Have a rollback plan ready in the event that unexpected issues are encountered.

Testing strategies

Create a test cluster with a subset of pipelines and agents before full migration.
Test with non-critical pipelines first.
Use feature branches to validate pipeline behavior in clusters.
Simulate failure scenarios to verify recovery processes.

Communication planning

Notify all stakeholders well in advance of the migration.
Provide documentation on how the new cluster structure works.
Offer training or support sessions for teams unfamiliar with clusters.
Set up a communication channel for reporting issues during migration.
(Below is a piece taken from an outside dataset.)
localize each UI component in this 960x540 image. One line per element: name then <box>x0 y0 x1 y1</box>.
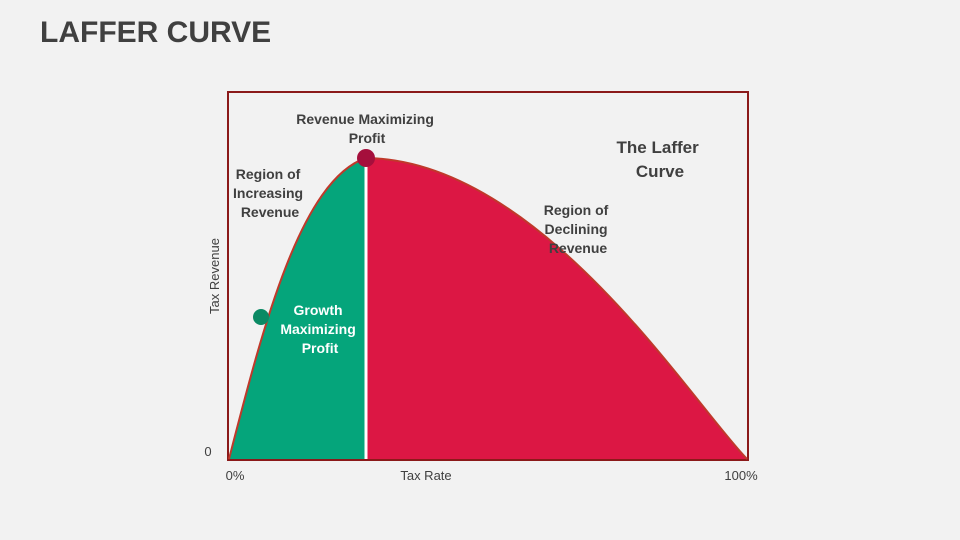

Troubleshooting common issues

Agent connection problems

Issue: Agents fail to connect to Buildkite after the migration.

Solutions:

Verify the agent token is correct and belongs to the intended cluster.
Check network connectivity between the agent and Buildkite.
Review agent logs for error messages.

Pipeline execution failures

Issue: Pipelines don't execute on clustered agents.

Solutions:

Verify the pipeline is assigned to the correct cluster.
Check that any queues referenced in the pipeline steps exist in the cluster.
Ensure agent tags match what's expected by the pipeline.
Verify that agents are connected and healthy.

Queue configuration issues

Issue: Jobs target the wrong agents or don't run.

Solutions:

Review queue names and configurations.
Verify agent tags are correctly set and aren't trying to align cross-queues.
Check pipeline step queue targeting in your YAML.
Consider using more descriptive queue names to avoid confusion.